NEW YORK - The question from a fan in a Sirius XM interview last year was innocent - What do you think you'd be doing if you didn't become a comedian? - and within seconds Robin Williams was impersonating physicist Stephen Hawking getting a lap dance at a strip club.
"Now don't sit on the keyboard!" Williams said, coaxing laughs from a few dozen people in a Manhattan studio.
How did he get there? Explaining it would take twice as long as it took to actually happen. Would anyone else in the world have made such a leap?
Not a chance. Williams, who died in an apparent suicide Monday, was a comic force of nature. The world got to know him as the wild alien in "Mork & Mindy," a comedian who elevated improvisation to an art form and also demonstrated a rare versatility in more serious roles. He moved seamlessly from comedy to drama to tragedy to comedy again during a Hollywood heyday in the 1980s and 1990s. His Academy Award as a supporting actor in "Good Will Hunting" came in a drama.
In 1997, Entertainment Weekly magazine named Williams the funniest man alive, and the very next year listed him as one of the world's 25 best actors - a double distinction that made him rare, if not unique.
He touched every generation and demographic, making his entrance in a 1970s comic generation with Steve Martin, John Belushi, Dan Aykroyd and Billy Crystal. He exploded onto the scene at a time when two schools of comedy dominated - "Saturday Night Live" and Johnny Carson - and Williams felt equally comfortable running with both crowds.
Williams was the voice of a genie in "Aladdin" and a hyper disc jockey in "Good Morning Vietnam." In "Mrs. Doubtfire," he played a dad who dressed as a woman to see his kids, and in "Birdcage," he played a gay man. He was an English teacher in "Dead Poets Society," a scientist in "Awakenings" and a prisoner of war in "Jakob the Liar." In this year's independent film "The Angriest Man in Brooklyn," Williams played a man mistakenly told he had 90 minutes to live.
On a stage, in front of the lights, is where Williams shined most brightly. The riffs, tangents and impersonations came rushing at the audience, a seemingly endless torrent. It looked like onstage cocaine, a drug he abused in real life and, of course, made part of his comedy.
"Cocaine is God's way of telling you you are making too much money," he would say.
On a television talk show, hosts knew Williams barely needed to be wound up. Sometimes, he needed only an audience of one: Williams visited Christopher Reeve a week after the actor's horseback riding accident, dressed in scrubs with a surgical mask and speaking in a Russian accent.
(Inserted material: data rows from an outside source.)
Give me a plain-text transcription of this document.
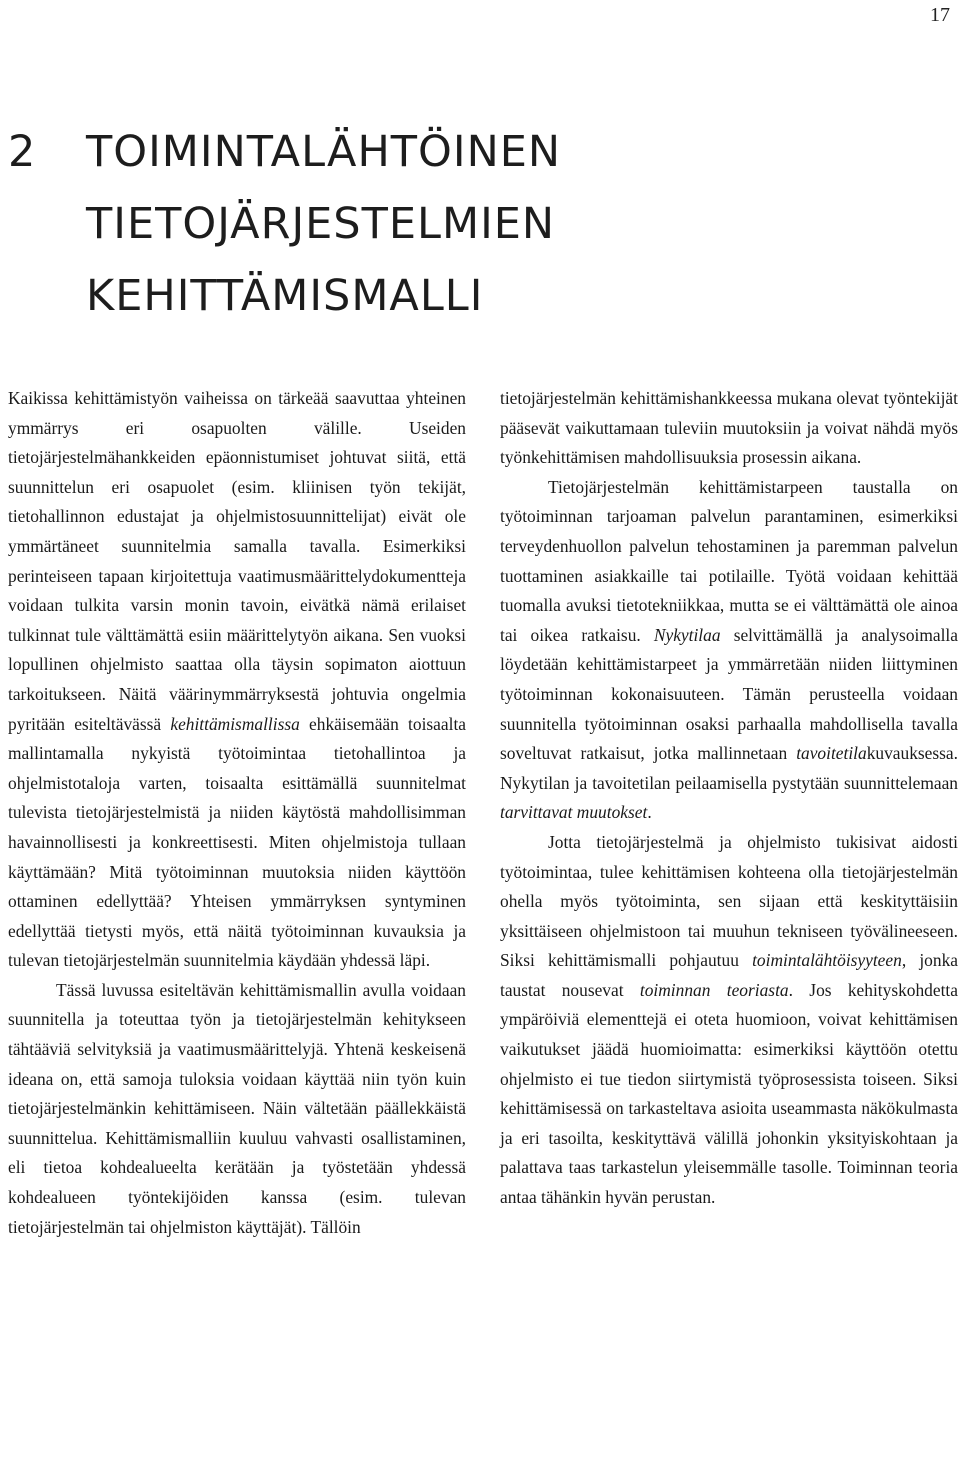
17
2	TOIMINTALÄHTÖINEN
TIETOJÄRJESTELMIEN
KEHITTÄMISMALLI

Kaikissa kehittämistyön vaiheissa on tärkeää saavuttaa yhteinen ymmärrys eri osapuolten välille. Useiden tietojärjestelmähankkeiden epäonnistumiset johtuvat siitä, että suunnittelun eri osapuolet (esim. kliinisen työn tekijät, tietohallinnon edustajat ja ohjelmistosuunnittelijat) eivät ole ymmärtäneet suunnitelmia samalla tavalla. Esimerkiksi perinteiseen tapaan kirjoitettuja vaatimusmäärittelydokumentteja voidaan tulkita varsin monin tavoin, eivätkä nämä erilaiset tulkinnat tule välttämättä esiin määrittelytyön aikana. Sen vuoksi lopullinen ohjelmisto saattaa olla täysin sopimaton aiottuun tarkoitukseen. Näitä väärinymmärryksestä johtuvia ongelmia pyritään esiteltävässä kehittämismallissa ehkäisemään toisaalta mallintamalla nykyistä työtoimintaa tietohallintoa ja ohjelmistotaloja varten, toisaalta esittämällä suunnitelmat tulevista tietojärjestelmistä ja niiden käytöstä mahdollisimman havainnollisesti ja konkreettisesti. Miten ohjelmistoja tullaan käyttämään? Mitä työtoiminnan muutoksia niiden käyttöön ottaminen edellyttää? Yhteisen ymmärryksen syntyminen edellyttää tietysti myös, että näitä työtoiminnan kuvauksia ja tulevan tietojärjestelmän suunnitelmia käydään yhdessä läpi.

Tässä luvussa esiteltävän kehittämismallin avulla voidaan suunnitella ja toteuttaa työn ja tietojärjestelmän kehitykseen tähtääviä selvityksiä ja vaatimusmäärittelyjä. Yhtenä keskeisenä ideana on, että samoja tuloksia voidaan käyttää niin työn kuin tietojärjestelmänkin kehittämiseen. Näin vältetään päällekkäistä suunnittelua. Kehittämismalliin kuuluu vahvasti osallistaminen, eli tietoa kohdealueelta kerätään ja työstetään yhdessä kohdealueen työntekijöiden kanssa (esim. tulevan tietojärjestelmän tai ohjelmiston käyttäjät). Tällöin

tietojärjestelmän kehittämishankkeessa mukana olevat työntekijät pääsevät vaikuttamaan tuleviin muutoksiin ja voivat nähdä myös työnkehittämisen mahdollisuuksia prosessin aikana.

Tietojärjestelmän kehittämistarpeen taustalla on työtoiminnan tarjoaman palvelun parantaminen, esimerkiksi terveydenhuollon palvelun tehostaminen ja paremman palvelun tuottaminen asiakkaille tai potilaille. Työtä voidaan kehittää tuomalla avuksi tietotekniikkaa, mutta se ei välttämättä ole ainoa tai oikea ratkaisu. Nykytilaa selvittämällä ja analysoimalla löydetään kehittämistarpeet ja ymmärretään niiden liittyminen työtoiminnan kokonaisuuteen. Tämän perusteella voidaan suunnitella työtoiminnan osaksi parhaalla mahdollisella tavalla soveltuvat ratkaisut, jotka mallinnetaan tavoitetilakuvauksessa. Nykytilan ja tavoitetilan peilaamisella pystytään suunnittelemaan tarvittavat muutokset.

Jotta tietojärjestelmä ja ohjelmisto tukisivat aidosti työtoimintaa, tulee kehittämisen kohteena olla tietojärjestelmän ohella myös työtoiminta, sen sijaan että keskityttäisiin yksittäiseen ohjelmistoon tai muuhun tekniseen työvälineeseen. Siksi kehittämismalli pohjautuu toimintalähtöisyyteen, jonka taustat nousevat toiminnan teoriasta. Jos kehityskohdetta ympäröiviä elementtejä ei oteta huomioon, voivat kehittämisen vaikutukset jäädä huomioimatta: esimerkiksi käyttöön otettu ohjelmisto ei tue tiedon siirtymistä työprosessista toiseen. Siksi kehittämisessä on tarkasteltava asioita useammasta näkökulmasta ja eri tasoilta, keskityttävä välillä johonkin yksityiskohtaan ja palattava taas tarkastelun yleisemmälle tasolle. Toiminnan teoria antaa tähänkin hyvän perustan.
The roles became less prominent as he aged and a different generation took the spotlight. Last year, CBS cast him as the star of the sitcom "The Crazy Ones," in which Williams played the colorful elder statesman at a Chicago ad agency. The network had high hopes for the comedy, which also starred Sarah Michelle Gellar, but they quickly faded and the show was canceled after one season.
That didn't make Williams unique - Michael J. Fox also failed in a recent return to television - but it was an indication that Williams was no longer a sure ticket to success.
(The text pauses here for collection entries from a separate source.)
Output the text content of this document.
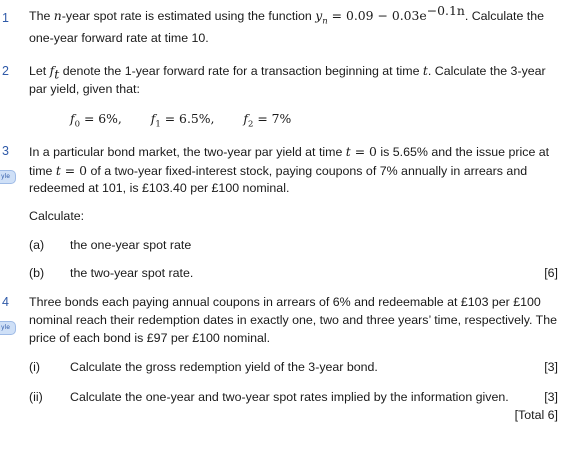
1 The n-year spot rate is estimated using the function $y_n = 0.09 - 0.03e^{-0.1n}$. Calculate the
one-year forward rate at time 10.
2 Let $f_t$ denote the 1-year forward rate for a transaction beginning at time t. Calculate the 3-year
par yield, given that:
$f_0 = 6\%$, $f_1 = 6.5\%$, $f_2 = 7\%$
3
yle
In a particular bond market, the two-year par yield at time t = 0 is 5.65% and the issue price at
time t = 0 of a two-year fixed-interest stock, paying coupons of 7% annually in arrears and
redeemed at 101, is £103.40 per £100 nominal.
Calculate:
(a) the one-year spot rate
(b) the two-year spot rate.	[6]
4
yle
Three bonds each paying annual coupons in arrears of 6% and redeemable at £103 per £100
nominal reach their redemption dates in exactly one, two and three years’ time, respectively. The
price of each bond is £97 per £100 nominal.
(i) Calculate the gross redemption yield of the 3-year bond.	[3]
(ii) Calculate the one-year and two-year spot rates implied by the information given.	[3]
[Total 6]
Like many comedians, Williams often seemed driven by demons. He had a complicated personal life, suffered from depression and was treated for substance abuse, most recently earlier this summer. He did a few lines of cocaine with John Belushi on the last night of that comic's life.
A darkness seeped in during an interview with comedian Marc Maron in 2010, where Williams seemingly dismissed what would be a career highlight for many actors. "People say you're an Academy Award winner," he said. "The Academy Award lasted about a week and then one week later, people went, 'Hey Mork!' "
Stand-up comedy was where Williams got the most satisfaction.
"You get the feedback," Williams said in a 2007 interview with The Associated Press. "There's an energy. It's live theater. That's why I think actors like that. You know, musicians need it, comedians definitely need it. It doesn't matter what size and what club, whether it's 30 people in the club or 2,000 in a hall or a theater. It's live, it's symbiotic, you need it."
In the 2013 Sirius appearance with Whoopi Goldberg, his comic colleague had no trouble encouraging a visit from Elmer Fudd, one of the many voices Williams could instantly slip into.
Instantly, "Elmer" was singing Bruce Springsteen: "I'm dwivin' in my car ..."
Ultimately, Williams had needs no one could meet. The millions of people he made laugh over nearly four decades in the public consciousness weren't enough.